I’m running v1.22.0 Linux (64-bit Intel/AMD) and I noticed that the GUI shows the size of my shared folder as ~16.9 GiB, whereas $ du -hs in that folder reports it as being 11G. The filesystem is Btrfs, but as far as I can tell (using compsize), there’s no compression.
On my phone, $ du -hs on the source directory says 12G, and there are some subdirectories excluded in Syncthing by me.
The problem is likely explained then. Syncthing isn’t smart enough to know that the folders are nested, so it will just add up the sizes as if they were independent entities.
Probably because nested folders are something that is usually strongly discouraged, unless you know exactly what you’re doing (with all the possible consequences). You can confirm the behaviour easily just by adding multiple folders to Syncthing under the exact same path. The global state will be a simple sum of all of them, even though they are all the same folder on the disk.

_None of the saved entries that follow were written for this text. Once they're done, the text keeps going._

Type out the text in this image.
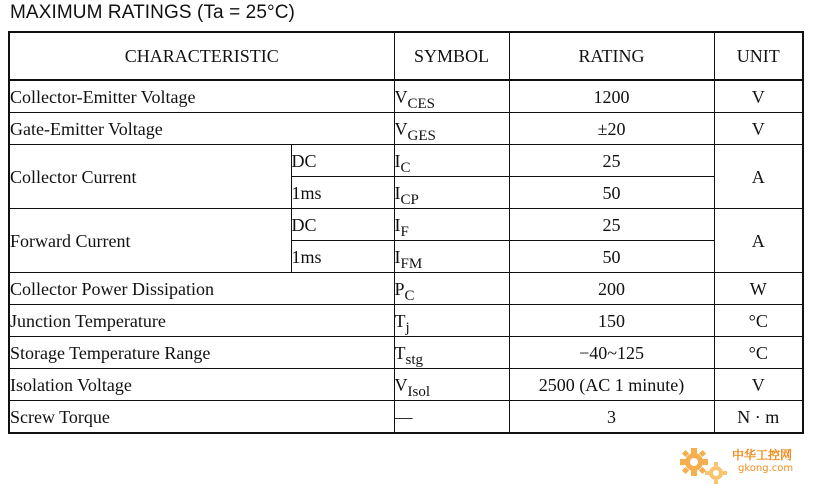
MAXIMUM RATINGS (Ta = 25°C)
CHARACTERISTIC		SYMBOL	RATING	UNIT
Collector-Emitter Voltage		$V_{CES}$	1200	V
Gate-Emitter Voltage		$V_{GES}$	±20	V
Collector Current	DC	$I_C$	25	A
	1ms	$I_{CP}$	50	
Forward Current	DC	$I_F$	25	A
	1ms	$I_{FM}$	50	
Collector Power Dissipation		$P_C$	200	W
Junction Temperature		$T_j$	150	°C
Storage Temperature Range		$T_{stg}$	−40~125	°C
Isolation Voltage		$V_{Isol}$	2500 (AC 1 minute)	V
Screw Torque		—	3	N · m
中华工控网
gkong.com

Everything in syncthing is folder-root relative. That a couple of folders overlap in the file system isn’t visible (or relevant) to the rest of syncthing. Don’t think of it as size on disk, think of it as size seen/managed by syncthing.
Processed 19231 files, 19608 regular extents (19608 refs), 23 inline.
Type Perc Disk Usage Uncompressed Referenced
TOTAL 100% 10G 10G 10G
none 100% 10G 10G 10G
What types of files are being synced?
Media files.
@tomasz86 Why exactly are nested folders strongly discouraged? What could be the unwanted consequences? I’m syncing my phone’s internal memory and there are about 17 folders in it that I want to be synced.
You don’t have nested folders in the syncthing sense, so they thread of the discussion is irrelevant. You just have a normal folder. I’m not sure why there are different size estimates. Since btrfs is involved I’m inclined to believe you have some files that are linked or deduplicated, or simply that btrfs is confused.
Turns out Syncthing isn’t wrong. If I run the du command with -c which gives the file size instead of disk usage, and run the script here, it would report the same 16.150 GiB.